Pandas Tutorials

## Pandas Tutorial 3 - Daily Births.

### Pandas Basics: Time Series exercises

The third tutorial is time series focused. The questions we use for this tutorial are based on a time series dataset depicting the total number of female births recording in California, USA during the year of 1959. This is a basic time series dataset, with only the date ("dd/mm/yyyy" format), and the number of births. There are 365 records in total.

The data set can be found here.

Note: At PandasZoo we use single quotes for our answers.

This is a sample of what the data set looks like:

Date Births
0 1959-01-01 35
1 1959-01-02 32
2 1959-01-03 30
3 1959-01-04 31
4 1959-01-05 44

## Question 1

Import the Pandas module.

Hint: We put in an example answer that you should try typing in.

## Question 2

Read in the daily births data set.

Assume I already ran the following code:

` url = 'https://raw.githubusercontent.com/jbrownlee/Datasets/master/daily-total-female-births.csv' `

When you read in the dataframe, call it df. Use the url object that was already created.

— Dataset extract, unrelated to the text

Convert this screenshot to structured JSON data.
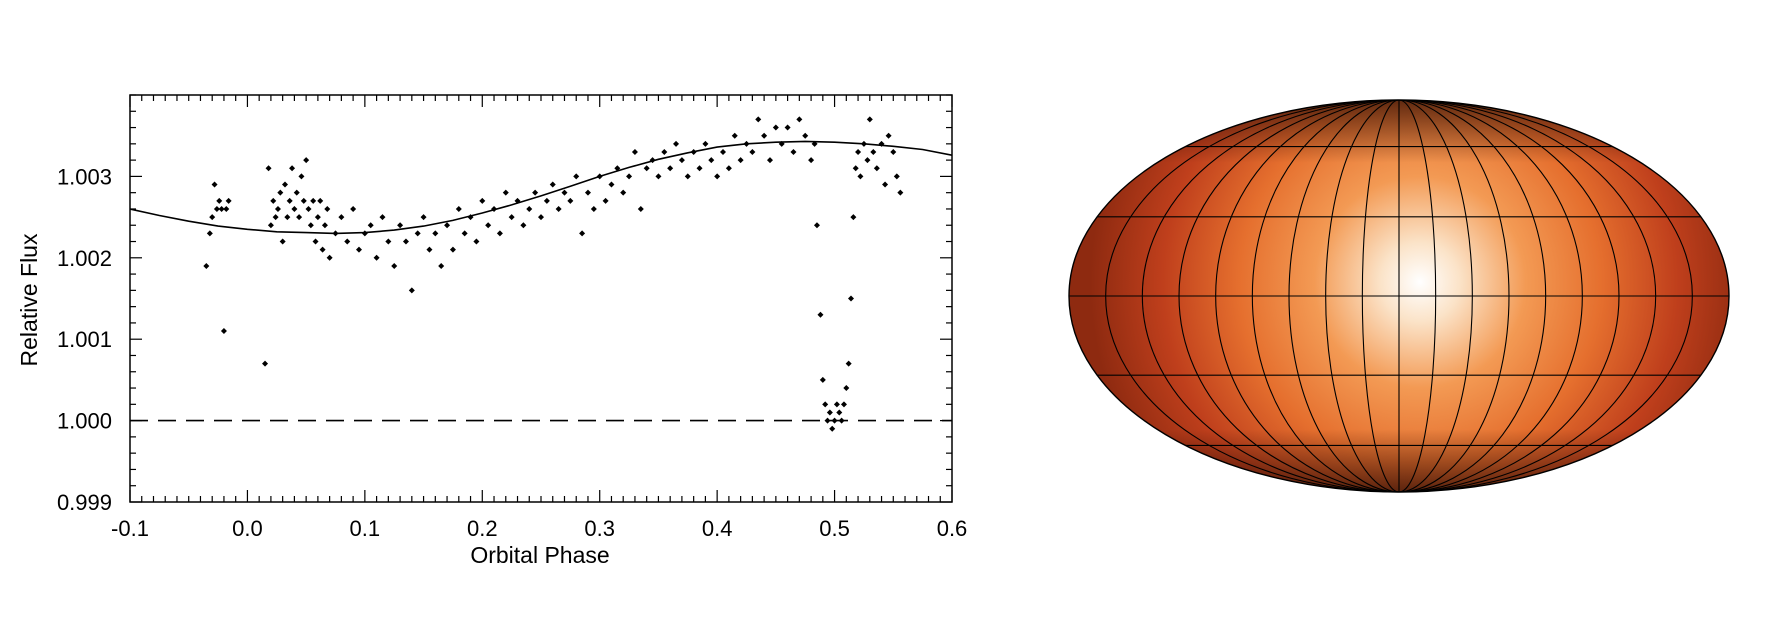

Hint: We refer to Pandas as pd. You can find official documentation for read_csv here

Hint #2: Make sure to include the following in your read_csv function:

` error_bad_lines=False `

## Question 3

Use the head function to look at the df DataFrame.

## Question 4

Plot the 'Births' column from the df DataFrame.

## Question 5

See what the index looks like for df

## Question 6

Plot the range 0:30 for 'Births' in the df DataFrame. In other words, plot the first 31 entries for the 'Birth' column.

## Question 7

Let's plot the rolling mean of 'Births' using the rolling function.

Hint: Use a minimum of 10 periods, a window of 60 and set center to false.

## Question 8

Let's plot the rolling standard deviation of 'Births' using the rolling function.

Hint: Use a minimum of 10 periods, a window of 60 and set center to false.

## Question 9

Let's create a column called 'birthday' using an IF statement. When the date July 2nd 1959, make the 'birthday' column 'TRUE'.

Hint: A good website on IF statements using Pandas can be found here

Hint: This requires two lines, make the first one the 'TRUE' part of the statement.

## Question 10

Let's complete the 'birthday' column using an IF statement. When the date is not July 2nd 1959, make the 'birthday' column 'FALSE'.

Hint: A good website on IF statements using Pandas can be found here

Hint: This requires two lines, make the second one is the 'FALSE' part of the statement.

## Question 11

Let's randomly sample 50 rows from df and call it dfb.

## Question 12

Let's pull the 10 days with the largest number of births from df.

## Question 13

Use the pivot function to have a column for every date. Let 'birthday' be the index and 'Births' be the value.